Una forma particolare per il campo di quest’anno, svolto in modo itinerante attraverso i luoghi della valle reatina che san Francesco ha scelto come fondanti per la propria esperienza di fede. Ed è proprio dall’interpretazione dell’invito di Gesù che il santo si sentì rivolgere ad Assisi davanti al crocifisso di San Damiano («Francesco, va’ e ripara la mia casa») che il campo ha preso ispirazione. La frase è posta al plurale proprio perché l’invito è stato esteso, oltre che agli adolescenti dei gruppi di AC di Rieti, anche ai coetanei della diocesi di Savona-Noli, che avevano chiesto di condividere un’esperienza in terra reatina anche come vicinanza alle popolazioni terremotate. E poi quel “mia casa”, pensando anche alla vignetta di Giannelli scelta dal vescovo Pompili come apertura del’incontro pastorale dello scorso anno, voleva esprimere anche la volontà di lasciare un segno visibile nella ricostruzione dei paesi colpiti dal terremoto.

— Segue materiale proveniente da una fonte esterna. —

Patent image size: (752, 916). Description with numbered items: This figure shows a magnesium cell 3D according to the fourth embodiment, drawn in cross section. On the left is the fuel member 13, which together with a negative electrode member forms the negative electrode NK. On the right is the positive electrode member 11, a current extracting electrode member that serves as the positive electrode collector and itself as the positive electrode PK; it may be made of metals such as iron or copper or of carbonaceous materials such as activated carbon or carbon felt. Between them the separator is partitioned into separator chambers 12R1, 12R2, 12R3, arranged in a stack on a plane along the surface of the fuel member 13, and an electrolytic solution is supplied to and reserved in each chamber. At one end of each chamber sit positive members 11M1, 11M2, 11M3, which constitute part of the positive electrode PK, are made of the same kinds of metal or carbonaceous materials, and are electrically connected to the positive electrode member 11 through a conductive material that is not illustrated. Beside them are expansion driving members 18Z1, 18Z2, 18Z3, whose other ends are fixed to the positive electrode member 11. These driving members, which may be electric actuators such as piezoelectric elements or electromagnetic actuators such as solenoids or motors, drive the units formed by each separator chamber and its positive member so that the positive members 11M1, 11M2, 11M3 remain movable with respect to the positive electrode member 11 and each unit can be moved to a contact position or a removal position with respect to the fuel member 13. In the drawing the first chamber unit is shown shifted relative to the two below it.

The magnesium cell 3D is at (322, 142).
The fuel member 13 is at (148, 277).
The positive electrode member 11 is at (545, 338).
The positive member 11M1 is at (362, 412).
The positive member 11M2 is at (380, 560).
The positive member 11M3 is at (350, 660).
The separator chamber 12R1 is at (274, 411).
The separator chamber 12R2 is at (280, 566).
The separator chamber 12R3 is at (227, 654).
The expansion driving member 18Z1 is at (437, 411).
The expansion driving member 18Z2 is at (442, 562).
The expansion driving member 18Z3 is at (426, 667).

Così i cinque giorni si sono snodati nei quattro santuari francescani della Valle Santa, proponendo un parallelismo fra la vita di Francesco e quella dei partecipanti reatini e liguri: dal presepe di Greccio alla genesi del Cantico delle creature alla Foresta, i ragazzi si sono interrogati sul proprio cammino spirituale, sulla capacità di vedere la “stella” del Bambino, fino al proprio rapporto con il creato. A Fonte Colombo, poi, la memoria della regola francescana come stimolo a chiedersi che tipo di “regola” ispiri la propria esistenza. Quindi, sui passi del Poverello in quel di Poggio Bustone, dove il santo sperimentò la misericordia di Dio nel sentirsi assicurato il perdono dei peccati giovanili, occasione per i ragazzi del fare esperienza del perdono attraverso la confessione sacramentale.
In tutto questo cammino non poteva mancare però il chiaro riferimento alle ferite sulla pelle e sul cuore di questo territorio e delle persone che lo abitano: perciò si è scelto di andare a vivere una giornata a servizio delle popolazioni colpite dal terremoto di un anno fa. La giornata domenicale ha così avuto la trasferta nell’amatriciano, precisamente nel territorio di Accumoli, dando occasione ai giovani di svolgere un momento di servizio e condivisione nella cooperativa di Illica che – assieme ad un’altra azienda di Terracino – l’AC reatina sta aiutando a ripartire. Ad Accumoli, poi, la partecipazione alla Messa presieduta dal vescovo Domenico Pompili, assieme alla locale comunità che viveva la festa anticipata della Vergine Addolorata (appuntamento molto sentito nella devozione popolare accumolese).

Un’esperienza che difficilmente dimenticheremo, tanto i ragazzi quanto noi animatori. Tanta la stanchezza, ma altrettanta è stata la gioia di rendersi utile per chi ha sofferto, per chi si è visto portare via tutto in un secondo. Anche i legami che si sono creati con i ragazzi di Savona hanno reso il tutto molto più intenso e speciale. Il campo si è concluso con la canzone Perfetta letizia, tratto dal musical “Forza venite gente”: non si può, infatti, non essere felici e gioiosi per tutta questa grazia che abbiamo ricevuto in questi giorni.